14.6. The yard is entitled to retain the goods and documents belonging to customer, which are or will be in the yard’s custody, until all customer owes to the yard shall have been received by it. If at delivery of the aforementioned goods and documents, a claim is not yet payable by customer, the yard is entitled to retain such goods and documents until payment is sufficiently guaranteed.
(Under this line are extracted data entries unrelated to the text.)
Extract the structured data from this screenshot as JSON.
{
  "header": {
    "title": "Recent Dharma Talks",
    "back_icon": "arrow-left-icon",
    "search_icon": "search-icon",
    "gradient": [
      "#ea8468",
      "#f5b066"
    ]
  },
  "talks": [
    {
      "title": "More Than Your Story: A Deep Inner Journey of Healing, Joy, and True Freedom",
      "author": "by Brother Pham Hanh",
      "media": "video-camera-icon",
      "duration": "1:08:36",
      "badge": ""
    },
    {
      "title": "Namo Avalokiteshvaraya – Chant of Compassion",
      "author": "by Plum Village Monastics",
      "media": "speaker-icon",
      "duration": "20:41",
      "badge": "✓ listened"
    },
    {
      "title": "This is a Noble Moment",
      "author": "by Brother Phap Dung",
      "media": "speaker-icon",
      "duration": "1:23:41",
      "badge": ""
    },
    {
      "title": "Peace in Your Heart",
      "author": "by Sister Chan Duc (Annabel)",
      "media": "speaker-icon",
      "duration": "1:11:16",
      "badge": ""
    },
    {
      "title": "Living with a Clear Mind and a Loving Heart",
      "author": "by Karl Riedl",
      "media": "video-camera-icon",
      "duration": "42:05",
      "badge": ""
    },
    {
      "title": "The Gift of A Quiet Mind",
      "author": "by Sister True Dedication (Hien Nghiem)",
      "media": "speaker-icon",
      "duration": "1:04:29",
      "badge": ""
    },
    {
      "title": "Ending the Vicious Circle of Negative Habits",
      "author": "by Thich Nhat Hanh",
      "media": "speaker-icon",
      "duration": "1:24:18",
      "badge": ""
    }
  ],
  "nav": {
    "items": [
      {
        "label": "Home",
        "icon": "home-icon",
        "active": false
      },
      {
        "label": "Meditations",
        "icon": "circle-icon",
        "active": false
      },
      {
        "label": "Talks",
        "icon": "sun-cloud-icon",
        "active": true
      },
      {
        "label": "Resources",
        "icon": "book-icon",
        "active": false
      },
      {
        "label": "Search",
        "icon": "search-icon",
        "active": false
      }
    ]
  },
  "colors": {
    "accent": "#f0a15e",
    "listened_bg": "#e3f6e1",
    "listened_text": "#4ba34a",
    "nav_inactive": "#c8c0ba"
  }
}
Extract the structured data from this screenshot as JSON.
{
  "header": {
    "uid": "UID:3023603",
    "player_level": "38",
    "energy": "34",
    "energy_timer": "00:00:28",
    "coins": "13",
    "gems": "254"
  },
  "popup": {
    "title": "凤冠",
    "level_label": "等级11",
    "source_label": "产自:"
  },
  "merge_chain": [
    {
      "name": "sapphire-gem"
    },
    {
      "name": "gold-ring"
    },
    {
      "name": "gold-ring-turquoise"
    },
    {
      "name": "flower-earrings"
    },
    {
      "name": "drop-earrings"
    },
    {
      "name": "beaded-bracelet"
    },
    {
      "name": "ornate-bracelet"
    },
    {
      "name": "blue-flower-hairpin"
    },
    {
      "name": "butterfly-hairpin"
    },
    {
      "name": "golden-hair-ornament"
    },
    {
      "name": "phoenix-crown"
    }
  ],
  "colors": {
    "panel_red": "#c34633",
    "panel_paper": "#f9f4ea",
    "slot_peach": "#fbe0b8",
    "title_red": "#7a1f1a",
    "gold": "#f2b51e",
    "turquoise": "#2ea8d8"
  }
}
The yard shall be compensated by customer for the costs made in connection with the retention of the goods and/or documents.
14.7. All goods of customer which the yard or third parties may have and in connection with which work is executed by the yard, shall constitute collateral for all debts, including those concerning damage, costs and interest, which are receivable from customer in connection with the underlying agreement and/or other agreements with customer.
15.0. Rescission
15.1. If customer does not in time or not adequately fulfill one or more of its obligations, is declared bankrupt, requests (temporary) moratorium or proceeds to liquidate its business, as well as when its assets are attached in whole or in part, the yard has the right at its option to suspend its performance under the agreement or to rescind the agreement in whole or in part by means of a written declaration and without prior notice of default and always without prejudice to any rights to which the yard is entitled with respect to compensation for costs, damage and interest.
15.2. Customer is authorized to rescind only in the cases referred to in articles 6 and 11 of these conditions, and in such case only after payment to the yard of all amounts owed to the yard at that time, whether or not payable.
15.3. If the agreement is rescinded pursuant to article 15.1. before the agreed work is finished or the period of time in which the work should be executed has elapsed, the yard shall be entitled to the full agreed price for the agreed work, less the savings arising directly from the rescission. If the agreement ends by rescission by customer, the yard shall be entitled to full payment of such part of the agreed price as is in proportion to the part of the work already executed.
16.0. Assignment
16.1. Save as the yard may agree and approve in writing, customer shall not be permitted to assign to others any of his rights as against the yard under the agreement or otherwise.
16.2 Passing of rights pursuant to article 6:251 of the Dutch Civil Code is excluded towards the yard with respect to rights of action (in Dutch: ‘vorderingsrechten’).
17.0. Disputes and applicable law
17.1. All disputes existing between parties shall be tried exclusively by the competent Rotterdam Court.
17.2. The agreement is subject to Dutch Law.